Exciting Health Innovations emerging out of Africa!
In honour of world Health Day we wanted to celebrate remarkable health innovations coming out of Africa in the last year. From mobile health clinics, to pregnancy tracking apps, this last year has been a real success in terms of health care advances emerging from Africa.
One innovation in particular that has achieved amazing progress towards the Millennial Development Goals set by the UN, is the drone project launched by Zipline, in Rwanda. This project, launched in June 2016, created unmanned aerial drones to deliver small packages to rural areas across Rwanda.
Drone about to take off (Image from BBC News)

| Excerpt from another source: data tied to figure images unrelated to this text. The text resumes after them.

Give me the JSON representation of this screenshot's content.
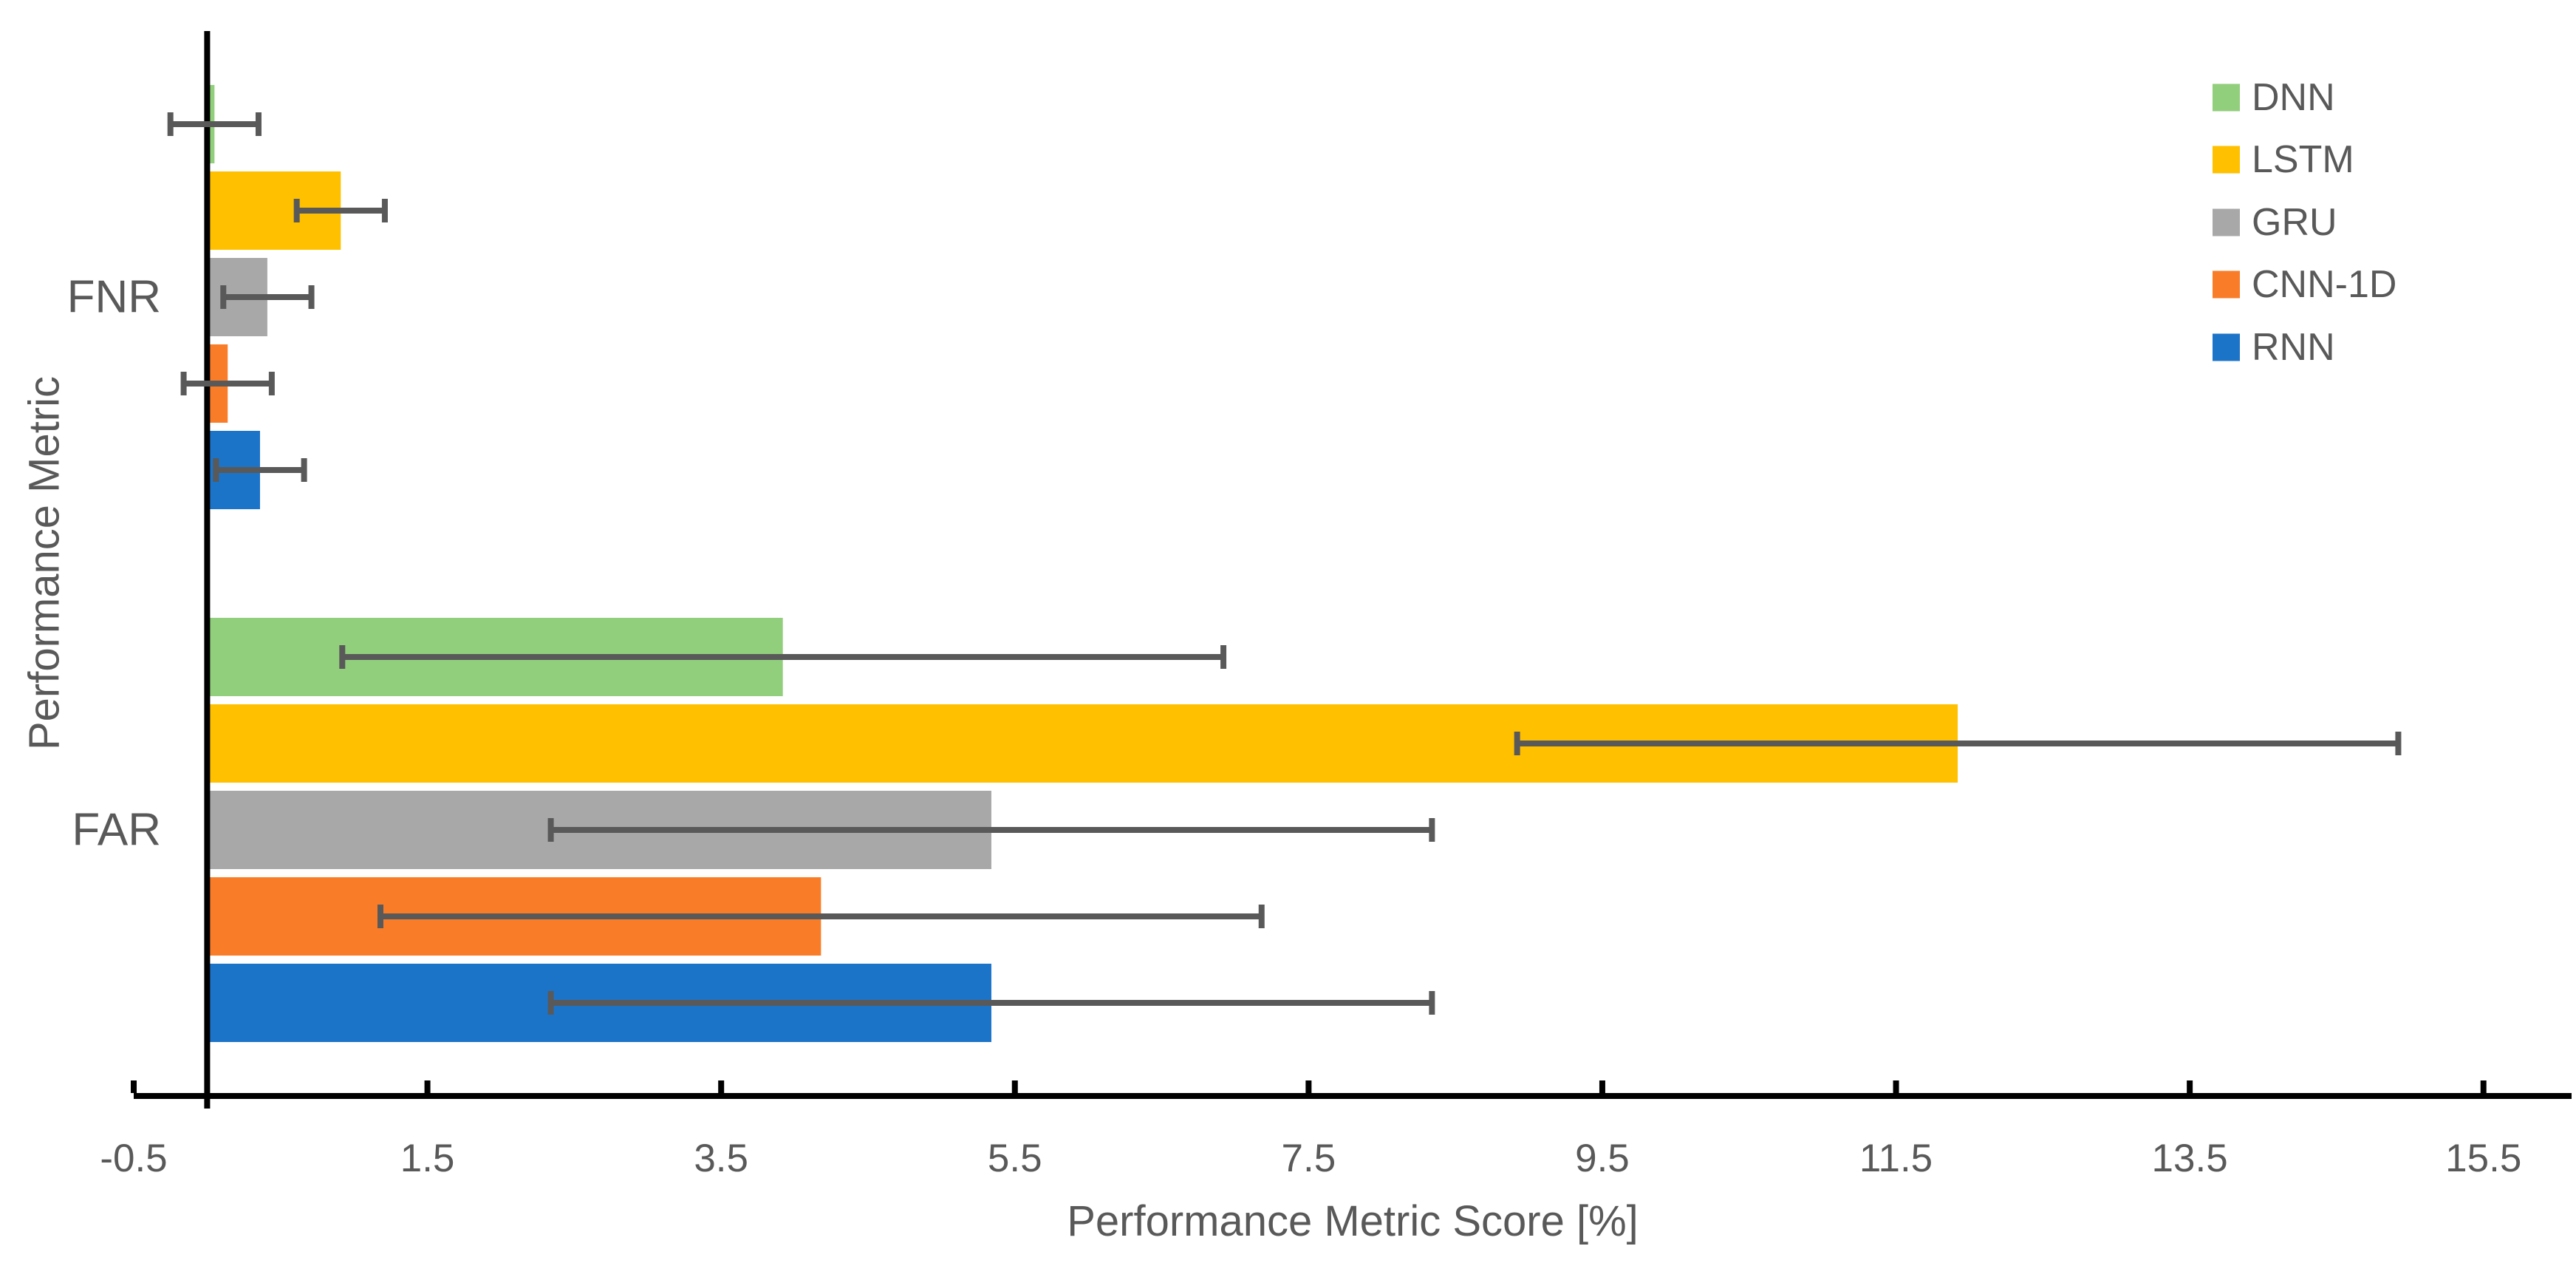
{
  "chart_data": {
    "type": "bar",
    "orientation": "horizontal",
    "title": "",
    "xlabel": "Performance Metric Score [%]",
    "ylabel": "Performance Metric",
    "categories": [
      "FNR",
      "FAR"
    ],
    "x_ticks": [
      -0.5,
      1.5,
      3.5,
      5.5,
      7.5,
      9.5,
      11.5,
      13.5,
      15.5
    ],
    "x_tick_labels": [
      "-0.5",
      "1.5",
      "3.5",
      "5.5",
      "7.5",
      "9.5",
      "11.5",
      "13.5",
      "15.5"
    ],
    "xlim": [
      -0.5,
      16.1
    ],
    "grid": false,
    "legend": {
      "position": "top-right",
      "entries": [
        "DNN",
        "LSTM",
        "GRU",
        "CNN-1D",
        "RNN"
      ]
    },
    "series": [
      {
        "name": "DNN",
        "color": "#92CF7C",
        "values": [
          0.05,
          3.92
        ],
        "errors": [
          0.3,
          3.0
        ]
      },
      {
        "name": "LSTM",
        "color": "#FFC000",
        "values": [
          0.91,
          11.92
        ],
        "errors": [
          0.3,
          3.0
        ]
      },
      {
        "name": "GRU",
        "color": "#A8A8A8",
        "values": [
          0.41,
          5.34
        ],
        "errors": [
          0.3,
          3.0
        ]
      },
      {
        "name": "CNN-1D",
        "color": "#F97D28",
        "values": [
          0.14,
          4.18
        ],
        "errors": [
          0.3,
          3.0
        ]
      },
      {
        "name": "RNN",
        "color": "#1C74C8",
        "values": [
          0.36,
          5.34
        ],
        "errors": [
          0.3,
          3.0
        ]
      }
    ],
    "styles": {
      "error_bar_color": "#595959",
      "axis_color": "#000000",
      "text_color": "#595959",
      "background": "#FFFFFF"
    }
  }
}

With a population of around 11 million people, Rwanda, also known as the land of a thousand hills, has many hard-to-reach areas, which means that these drones have the ability to provide lifesaving supplies to thousands of people. The project primarily aims to deliver blood and emergency medicine, and by bypassing traffic or washed-out roads, it can get there faster than current methods such as land vehicles. This project has made great strides in reaching one of the UN’s MDG targets, in reducing child mortality, by providing essential medical support to Rwanda’s most far-flung locations.
Another ground-breaking health development emerging out of Africa this year is the rise in free health apps. One app that has seen huge engagement throughout Africa is the “Hello Doctor” app, currently available in 10 African countries and hundreds of local languages, it provides free essential healthcare information that is updated daily. It provides simple information that can be used to treat potentially life threatening illnesses, and most importantly, can be accessed without having to travel to a doctor. This app and others alike, can also be used for simple daily activities like checking the progress of a pregnancy.
A similar project that utilises mobile connectivity is the “Wireless Reach Initiative”. This is a Kenyan based health programme targeted at individuals living with HIV. The programme utilises simple 3G connectivity (which is becoming much more widespread throughout Africa), to help antiretroviral therapy (ART) patients to manage their care. As successful ART treatment is dependent on taking the right dose of medication at the right time every day, this app can help patients stay on top of it. This simple app is providing a health innovation with the potential to help millions of Kenyans living with HIV to lead better lives and prevent them from passing on the disease.
By utilising a technology already present and becoming progressively more common in many people’s lives, the mobile phone, these apps are creating a realistic and accessible technology with the potential to help millions of Africans.